The result is a flaky, golden crust with just the right amount of crumble. 

HINMAN-PIES
Corey H. Jones/CPR News
Chicken and squirrel crust cutouts top some of the pies baked by Hinman Pie in Arvada, Colo., on Wednesday, Nov. 17, 2021.

Five percent of the proceeds from every pie sold this Thanksgiving are directed to Hinman’s nonprofit, Culinary Hospitality Outreach and Wellness, which offers mental health support for culinary professionals. “I personally have been sober for 10 years,” Hinman said. “I started this group because, when I went to my first recovery meeting, I don't remember what was said, but I remember how I felt when I walked out and I knew I was changed.”

The goal of the organization is to combat the stigma that surrounds asking for help, Hinman continued. He wanted to create a space for workers to talk about their challenges. "Hinman knows that sharing space with those who have similar experiences 'can be life-changing.'"

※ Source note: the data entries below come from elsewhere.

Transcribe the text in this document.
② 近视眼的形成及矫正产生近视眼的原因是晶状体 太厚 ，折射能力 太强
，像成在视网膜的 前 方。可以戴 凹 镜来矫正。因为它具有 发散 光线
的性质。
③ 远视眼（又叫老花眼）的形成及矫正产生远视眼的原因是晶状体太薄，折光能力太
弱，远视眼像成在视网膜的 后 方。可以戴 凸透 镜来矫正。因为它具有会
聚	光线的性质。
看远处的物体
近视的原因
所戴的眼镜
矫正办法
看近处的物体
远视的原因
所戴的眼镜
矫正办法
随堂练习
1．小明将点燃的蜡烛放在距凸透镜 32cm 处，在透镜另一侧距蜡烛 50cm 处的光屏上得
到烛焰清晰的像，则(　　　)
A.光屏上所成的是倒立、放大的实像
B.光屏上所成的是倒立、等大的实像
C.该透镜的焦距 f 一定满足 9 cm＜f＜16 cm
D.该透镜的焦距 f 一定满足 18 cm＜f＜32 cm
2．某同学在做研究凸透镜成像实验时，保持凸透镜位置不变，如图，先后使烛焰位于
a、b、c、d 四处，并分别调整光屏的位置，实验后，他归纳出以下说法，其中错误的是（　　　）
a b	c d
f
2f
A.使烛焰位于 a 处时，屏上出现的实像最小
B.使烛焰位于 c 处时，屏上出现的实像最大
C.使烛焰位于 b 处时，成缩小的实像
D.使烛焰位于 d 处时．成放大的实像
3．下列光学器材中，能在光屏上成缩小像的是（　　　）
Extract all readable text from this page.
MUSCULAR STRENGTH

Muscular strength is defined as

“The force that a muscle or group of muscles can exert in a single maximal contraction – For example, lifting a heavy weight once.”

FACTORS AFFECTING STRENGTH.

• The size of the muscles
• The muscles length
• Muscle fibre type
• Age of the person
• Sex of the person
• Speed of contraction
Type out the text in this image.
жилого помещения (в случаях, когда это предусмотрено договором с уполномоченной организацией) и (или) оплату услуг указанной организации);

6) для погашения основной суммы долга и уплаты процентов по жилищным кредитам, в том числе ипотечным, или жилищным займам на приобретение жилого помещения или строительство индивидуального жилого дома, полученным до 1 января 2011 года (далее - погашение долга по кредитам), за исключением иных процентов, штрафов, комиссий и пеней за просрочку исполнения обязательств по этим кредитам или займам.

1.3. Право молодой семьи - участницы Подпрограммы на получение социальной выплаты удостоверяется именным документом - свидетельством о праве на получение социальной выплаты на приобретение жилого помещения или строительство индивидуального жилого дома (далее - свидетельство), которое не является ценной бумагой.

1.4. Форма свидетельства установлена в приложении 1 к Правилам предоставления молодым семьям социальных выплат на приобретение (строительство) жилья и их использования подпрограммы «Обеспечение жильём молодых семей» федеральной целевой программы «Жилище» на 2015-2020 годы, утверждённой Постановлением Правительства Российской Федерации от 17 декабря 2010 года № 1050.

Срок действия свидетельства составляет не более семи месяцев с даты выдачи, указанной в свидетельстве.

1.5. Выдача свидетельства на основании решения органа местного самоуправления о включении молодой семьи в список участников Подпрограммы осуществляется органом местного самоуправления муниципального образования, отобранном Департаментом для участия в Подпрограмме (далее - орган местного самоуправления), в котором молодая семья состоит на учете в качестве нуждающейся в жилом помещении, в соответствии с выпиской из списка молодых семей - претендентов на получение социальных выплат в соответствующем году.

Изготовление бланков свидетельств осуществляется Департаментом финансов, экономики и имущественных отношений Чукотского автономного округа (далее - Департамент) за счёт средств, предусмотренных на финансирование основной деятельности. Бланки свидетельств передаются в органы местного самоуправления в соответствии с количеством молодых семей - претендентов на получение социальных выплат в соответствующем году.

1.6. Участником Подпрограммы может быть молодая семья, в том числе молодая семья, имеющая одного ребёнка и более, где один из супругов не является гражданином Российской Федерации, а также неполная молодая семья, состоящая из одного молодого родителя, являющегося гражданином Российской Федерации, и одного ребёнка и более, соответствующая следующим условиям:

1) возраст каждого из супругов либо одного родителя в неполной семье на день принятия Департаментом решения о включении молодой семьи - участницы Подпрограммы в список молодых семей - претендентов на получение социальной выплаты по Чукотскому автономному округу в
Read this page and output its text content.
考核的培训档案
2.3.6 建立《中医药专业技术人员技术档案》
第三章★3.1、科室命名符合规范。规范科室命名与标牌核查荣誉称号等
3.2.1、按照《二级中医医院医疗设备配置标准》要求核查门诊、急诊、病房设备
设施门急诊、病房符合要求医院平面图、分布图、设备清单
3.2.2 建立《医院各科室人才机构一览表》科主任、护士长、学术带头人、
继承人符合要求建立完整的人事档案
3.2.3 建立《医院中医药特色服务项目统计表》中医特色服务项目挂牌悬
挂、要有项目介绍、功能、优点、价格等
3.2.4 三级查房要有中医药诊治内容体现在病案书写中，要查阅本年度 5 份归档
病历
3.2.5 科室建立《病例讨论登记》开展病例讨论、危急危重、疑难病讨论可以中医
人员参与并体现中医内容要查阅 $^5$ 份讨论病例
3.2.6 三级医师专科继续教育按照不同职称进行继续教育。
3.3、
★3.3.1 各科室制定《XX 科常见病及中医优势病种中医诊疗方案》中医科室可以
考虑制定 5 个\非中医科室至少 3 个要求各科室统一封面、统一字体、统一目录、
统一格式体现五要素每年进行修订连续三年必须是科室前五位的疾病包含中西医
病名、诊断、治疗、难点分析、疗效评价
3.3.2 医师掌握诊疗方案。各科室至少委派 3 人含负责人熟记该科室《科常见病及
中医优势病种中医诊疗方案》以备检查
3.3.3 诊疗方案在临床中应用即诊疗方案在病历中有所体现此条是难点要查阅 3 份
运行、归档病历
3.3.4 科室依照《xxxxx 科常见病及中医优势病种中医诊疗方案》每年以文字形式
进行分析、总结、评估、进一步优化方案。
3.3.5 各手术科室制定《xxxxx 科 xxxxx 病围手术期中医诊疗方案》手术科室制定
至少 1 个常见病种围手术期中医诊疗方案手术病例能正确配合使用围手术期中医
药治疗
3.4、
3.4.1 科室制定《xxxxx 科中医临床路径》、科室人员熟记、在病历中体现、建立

The food industry is “a home for a lot of people in a lot of ways. And for a lot of people who are creative and aren't outward about it, making food is a great way to nourish somebody and it gives yourself some worth.”

For Hinman, making pies is a way of nourishing relationships, too. This week, as people gather to share a meal with loved ones, Hinman’s pies will be a staple item for thousands of household menus. “It’s a real honor to me and my crew,” he said. “We get to join maybe 3,000 people at their dinner at Thanksgiving this year.”